I follow quite a lot of companies, so the usefulness of a watchlist to me cannot be overstated. Without my watchlist, I’d be unable to keep up on my favorite sectors and see what’s really moving the market. Even worse, I’d be lost when the time came to choose which stock I’m buying or shorting next.
Today is Watchlist Wednesday, so I’m discussing three companies that have crossed my radar in the past week — and at what point I may consider taking action on these calls with my own money. Keep in mind that these aren’t concrete buy or sell recommendations, nor do I guarantee I’ll take action on the companies being discussed. What I can promise is that you can follow my real-life transactions through my profile and that I, like everyone else here at The Motley Fool, will continue to hold the integrity of our disclosure policy in the highest regard.
I know I’ve highlighted Intuitive Surgical, Inc. (NASDAQ:ISRG) as a Watchlist worthy stock previously, but following yesterday’s out-of-the-blue revenue warning I think investors would be foolish not to add the robotic surgical device maker to their Watchlist if they haven’t done so already.
While I’m not advocating buying or selling Intuitive Surgical, Inc. (NASDAQ:ISRG) here, I think it’s a groundbreaking stock for both optimists and pessimists to keep their eyes on.

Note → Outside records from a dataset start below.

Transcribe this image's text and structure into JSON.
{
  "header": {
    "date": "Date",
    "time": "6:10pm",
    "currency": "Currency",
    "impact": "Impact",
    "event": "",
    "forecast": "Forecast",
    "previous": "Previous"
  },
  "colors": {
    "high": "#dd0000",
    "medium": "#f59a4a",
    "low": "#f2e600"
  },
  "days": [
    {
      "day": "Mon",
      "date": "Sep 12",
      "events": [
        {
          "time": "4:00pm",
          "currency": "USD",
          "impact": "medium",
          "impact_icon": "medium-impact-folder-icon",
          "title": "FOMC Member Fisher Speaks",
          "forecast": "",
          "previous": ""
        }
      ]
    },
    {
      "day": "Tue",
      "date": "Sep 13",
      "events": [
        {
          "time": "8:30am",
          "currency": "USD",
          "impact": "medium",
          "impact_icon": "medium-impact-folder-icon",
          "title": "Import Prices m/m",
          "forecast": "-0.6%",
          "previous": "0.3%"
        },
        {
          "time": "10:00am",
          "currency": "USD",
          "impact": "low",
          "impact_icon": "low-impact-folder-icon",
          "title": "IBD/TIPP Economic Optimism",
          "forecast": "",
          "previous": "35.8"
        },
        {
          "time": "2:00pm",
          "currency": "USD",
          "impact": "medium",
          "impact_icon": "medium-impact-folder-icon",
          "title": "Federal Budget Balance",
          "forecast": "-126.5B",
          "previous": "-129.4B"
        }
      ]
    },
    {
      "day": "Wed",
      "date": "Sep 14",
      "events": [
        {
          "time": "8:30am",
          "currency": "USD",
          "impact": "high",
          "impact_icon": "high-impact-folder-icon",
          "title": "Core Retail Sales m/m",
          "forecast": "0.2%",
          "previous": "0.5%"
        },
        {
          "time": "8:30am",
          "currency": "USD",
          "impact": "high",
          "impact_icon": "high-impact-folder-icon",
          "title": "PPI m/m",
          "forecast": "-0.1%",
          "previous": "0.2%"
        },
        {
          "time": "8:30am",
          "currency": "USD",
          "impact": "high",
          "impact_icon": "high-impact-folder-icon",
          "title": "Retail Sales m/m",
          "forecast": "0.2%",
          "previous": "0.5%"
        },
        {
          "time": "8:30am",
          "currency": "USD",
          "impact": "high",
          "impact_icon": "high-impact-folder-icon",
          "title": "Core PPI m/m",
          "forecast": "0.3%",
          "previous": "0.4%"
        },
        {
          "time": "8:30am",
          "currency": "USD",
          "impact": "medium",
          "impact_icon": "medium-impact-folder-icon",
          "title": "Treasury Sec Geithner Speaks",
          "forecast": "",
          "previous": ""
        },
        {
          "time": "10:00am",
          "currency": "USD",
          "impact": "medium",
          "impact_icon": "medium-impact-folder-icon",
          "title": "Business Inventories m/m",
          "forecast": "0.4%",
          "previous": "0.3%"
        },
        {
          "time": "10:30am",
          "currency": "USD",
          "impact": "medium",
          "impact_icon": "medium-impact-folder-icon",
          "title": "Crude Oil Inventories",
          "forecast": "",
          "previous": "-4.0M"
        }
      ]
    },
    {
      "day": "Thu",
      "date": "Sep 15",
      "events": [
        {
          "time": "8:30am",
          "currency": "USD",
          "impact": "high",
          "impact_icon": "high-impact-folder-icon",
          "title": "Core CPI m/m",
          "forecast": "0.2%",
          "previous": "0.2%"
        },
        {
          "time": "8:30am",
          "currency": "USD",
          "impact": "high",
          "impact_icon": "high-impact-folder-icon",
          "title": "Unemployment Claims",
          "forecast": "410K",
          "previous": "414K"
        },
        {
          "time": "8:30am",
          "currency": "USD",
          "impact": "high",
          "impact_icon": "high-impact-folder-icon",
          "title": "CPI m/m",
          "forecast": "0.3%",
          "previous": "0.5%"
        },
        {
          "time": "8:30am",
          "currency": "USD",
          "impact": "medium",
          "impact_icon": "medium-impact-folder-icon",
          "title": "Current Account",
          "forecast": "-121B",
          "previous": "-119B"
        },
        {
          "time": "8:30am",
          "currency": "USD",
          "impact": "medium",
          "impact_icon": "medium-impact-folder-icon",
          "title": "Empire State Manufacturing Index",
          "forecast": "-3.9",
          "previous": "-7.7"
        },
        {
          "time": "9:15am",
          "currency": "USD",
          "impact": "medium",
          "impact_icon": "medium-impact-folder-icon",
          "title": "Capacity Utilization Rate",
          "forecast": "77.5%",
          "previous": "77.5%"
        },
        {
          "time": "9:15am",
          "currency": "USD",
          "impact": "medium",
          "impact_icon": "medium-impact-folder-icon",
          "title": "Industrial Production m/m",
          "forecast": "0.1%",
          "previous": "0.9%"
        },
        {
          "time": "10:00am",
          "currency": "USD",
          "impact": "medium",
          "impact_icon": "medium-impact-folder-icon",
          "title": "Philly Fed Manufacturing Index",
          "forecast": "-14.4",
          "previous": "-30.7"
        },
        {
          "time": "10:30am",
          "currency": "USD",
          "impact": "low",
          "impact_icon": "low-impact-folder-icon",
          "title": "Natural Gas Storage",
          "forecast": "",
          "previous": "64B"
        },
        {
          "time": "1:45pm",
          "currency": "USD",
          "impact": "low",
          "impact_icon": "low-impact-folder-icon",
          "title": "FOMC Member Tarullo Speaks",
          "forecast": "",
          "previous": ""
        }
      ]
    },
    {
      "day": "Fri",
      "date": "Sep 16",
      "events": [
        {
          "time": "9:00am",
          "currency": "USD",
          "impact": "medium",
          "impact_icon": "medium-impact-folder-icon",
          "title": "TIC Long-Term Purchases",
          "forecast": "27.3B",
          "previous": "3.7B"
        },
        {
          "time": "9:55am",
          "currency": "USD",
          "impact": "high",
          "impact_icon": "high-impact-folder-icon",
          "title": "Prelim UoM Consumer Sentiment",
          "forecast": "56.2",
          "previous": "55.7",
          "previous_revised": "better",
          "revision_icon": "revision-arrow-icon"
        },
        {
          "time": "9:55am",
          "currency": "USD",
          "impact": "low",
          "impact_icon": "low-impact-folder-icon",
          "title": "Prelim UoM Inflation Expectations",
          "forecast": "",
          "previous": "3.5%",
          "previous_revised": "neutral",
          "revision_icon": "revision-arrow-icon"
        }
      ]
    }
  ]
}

For current and prospective shareholders in the company, Intuitive Surgical, Inc. (NASDAQ:ISRG) offers a revolutionary method of minimally invasive soft tissue surgery that’s been shown in certain studies to be as effective as traditional laparoscopic surgery while also requiring, on average, less recovery time in the hospital. Because of its unique niche, Intuitive Surgical, Inc. (NASDAQ:ISRG) is able to command unheard of pricing power for its da Vinci surgical system, it’s healthfully profitable, and it’s based in the health-care space, which is only expected to see a boom in demand as the baby boomer population ages. In that respect, yesterday’s drop could make for an incredible buying opportunity.

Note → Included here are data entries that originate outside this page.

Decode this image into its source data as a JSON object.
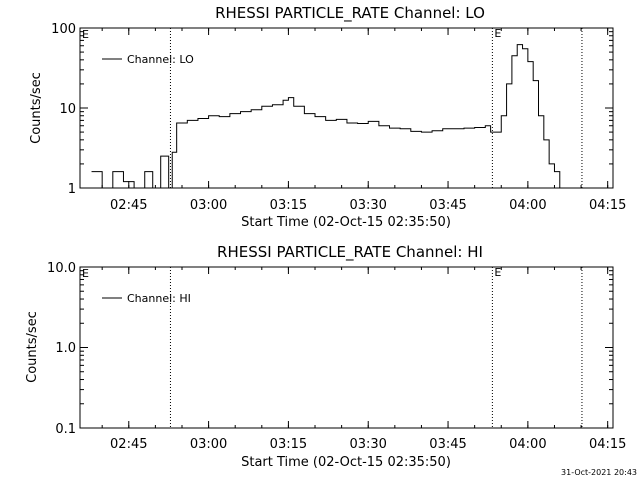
{
  "chart_data": [
    {
      "type": "line",
      "title": "RHESSI PARTICLE_RATE Channel: LO",
      "xlabel": "Start Time (02-Oct-15 02:35:50)",
      "ylabel": "Counts/sec",
      "yscale": "log",
      "ylim": [
        1,
        100
      ],
      "xlim": [
        "02:35:50",
        "04:16:00"
      ],
      "x_ticks": [
        "02:45",
        "03:00",
        "03:15",
        "03:30",
        "03:45",
        "04:00",
        "04:15"
      ],
      "y_ticks": [
        "1",
        "10",
        "100"
      ],
      "legend": {
        "entries": [
          "Channel: LO"
        ],
        "placement": "top-left"
      },
      "markers": [
        {
          "time": "02:52:50",
          "label": ""
        },
        {
          "time": "03:53:20",
          "label": "E"
        },
        {
          "time": "04:10:10",
          "label": ""
        }
      ],
      "start_marker_label": "E",
      "series": [
        {
          "name": "Channel: LO",
          "x": [
            "02:38:00",
            "02:40:00",
            "02:42:00",
            "02:44:00",
            "02:46:00",
            "02:48:00",
            "02:49:30",
            "02:51:00",
            "02:52:30",
            "02:53:10",
            "02:54:00",
            "02:56:00",
            "02:58:00",
            "03:00:00",
            "03:02:00",
            "03:04:00",
            "03:06:00",
            "03:08:00",
            "03:10:00",
            "03:12:00",
            "03:14:00",
            "03:15:00",
            "03:16:00",
            "03:18:00",
            "03:20:00",
            "03:22:00",
            "03:24:00",
            "03:26:00",
            "03:28:00",
            "03:30:00",
            "03:32:00",
            "03:34:00",
            "03:36:00",
            "03:38:00",
            "03:40:00",
            "03:42:00",
            "03:44:00",
            "03:46:00",
            "03:48:00",
            "03:50:00",
            "03:52:00",
            "03:53:00",
            "03:53:20",
            "03:55:00",
            "03:56:00",
            "03:57:00",
            "03:58:00",
            "03:59:00",
            "04:00:00",
            "04:01:00",
            "04:02:00",
            "04:03:00",
            "04:04:00",
            "04:05:00",
            "04:06:00",
            "04:07:00",
            "04:08:00"
          ],
          "values": [
            1.6,
            1.0,
            1.6,
            1.2,
            1.0,
            1.6,
            1.0,
            2.5,
            1.0,
            2.8,
            6.5,
            7.0,
            7.4,
            8.0,
            7.8,
            8.5,
            9.0,
            9.5,
            10.5,
            11.0,
            12.5,
            13.5,
            10.5,
            8.5,
            7.8,
            7.0,
            7.2,
            6.5,
            6.4,
            6.8,
            6.0,
            5.6,
            5.5,
            5.1,
            5.0,
            5.2,
            5.5,
            5.5,
            5.6,
            5.7,
            6.0,
            5.0,
            5.0,
            8.0,
            20.0,
            45.0,
            62.0,
            55.0,
            38.0,
            22.0,
            8.0,
            4.0,
            2.0,
            1.6,
            1.0,
            1.0,
            1.0
          ]
        }
      ]
    },
    {
      "type": "line",
      "title": "RHESSI PARTICLE_RATE Channel: HI",
      "xlabel": "Start Time (02-Oct-15 02:35:50)",
      "ylabel": "Counts/sec",
      "yscale": "log",
      "ylim": [
        0.1,
        10.0
      ],
      "xlim": [
        "02:35:50",
        "04:16:00"
      ],
      "x_ticks": [
        "02:45",
        "03:00",
        "03:15",
        "03:30",
        "03:45",
        "04:00",
        "04:15"
      ],
      "y_ticks": [
        "0.1",
        "1.0",
        "10.0"
      ],
      "legend": {
        "entries": [
          "Channel: HI"
        ],
        "placement": "top-left"
      },
      "markers": [
        {
          "time": "02:52:50",
          "label": ""
        },
        {
          "time": "03:53:20",
          "label": "E"
        },
        {
          "time": "04:10:10",
          "label": ""
        }
      ],
      "start_marker_label": "E",
      "series": [
        {
          "name": "Channel: HI",
          "x": [],
          "values": []
        }
      ]
    }
  ],
  "footer": {
    "timestamp": "31-Oct-2021 20:43"
  }
}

On the flipside, skeptics have a lot of reasons to be licking their chops, as I pointed out yesterday, primarily because of what I believe are the uncertainties associated with the Patient Protection and Affordable Care Act, a.k.a. Obamacare. Questions about Medicare reimbursement rates for hospitals, as well as whether or not uninsured individuals will understand how to get the subsidized health care that the PPACA will entitle them to, has hospitals skittish about spending big money on expensive machinery. Likewise, insurers aren’t likely to approve more expensive robotic procedures until they’re certain they get a new influx of members under the Obamacare Medicaid expansion.

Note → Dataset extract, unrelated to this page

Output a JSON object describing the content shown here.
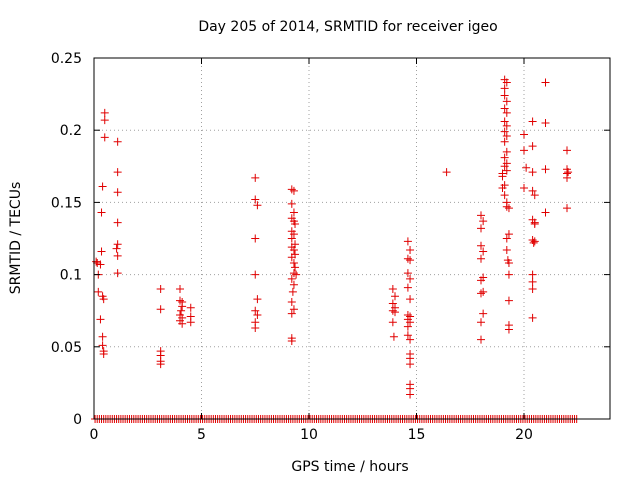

What’s more, what goes for Intuitive Surgical, Inc. (NASDAQ:ISRG) likely goes double for MAKO Surgical Corp. (NASDAQ:MAKO), a robotic surgical device maker for orthopedic knee and hip procedures. Because MAKO Surgical Corp. (NASDAQ:MAKO) is currently unprofitable the boom and bust it could experience because of its unique niche versus the effects of Obamacare could really be a huge catalyst. Take clues from MAKO Surgical Corp. (NASDAQ:MAKO)’s management as another indicator of where Intuitive may head next and keep your eyes fixated on Intuitive’s July 18 report.
If you’re looking for an intriguing short-sale idea where you just might beat everyone else to the punch, consider digging a bit deeper into memory chip specialist Micron Technologies.
For Micron Technology, Inc. (NASDAQ:MU), things are going well. The company crushed Wall Street’s expectations in the third quarter with its first profit in quite some time on the heels of a six percentage point boost in gross margin. Yet for memory companies, the time to run away is precisely when everything seems to be going their way.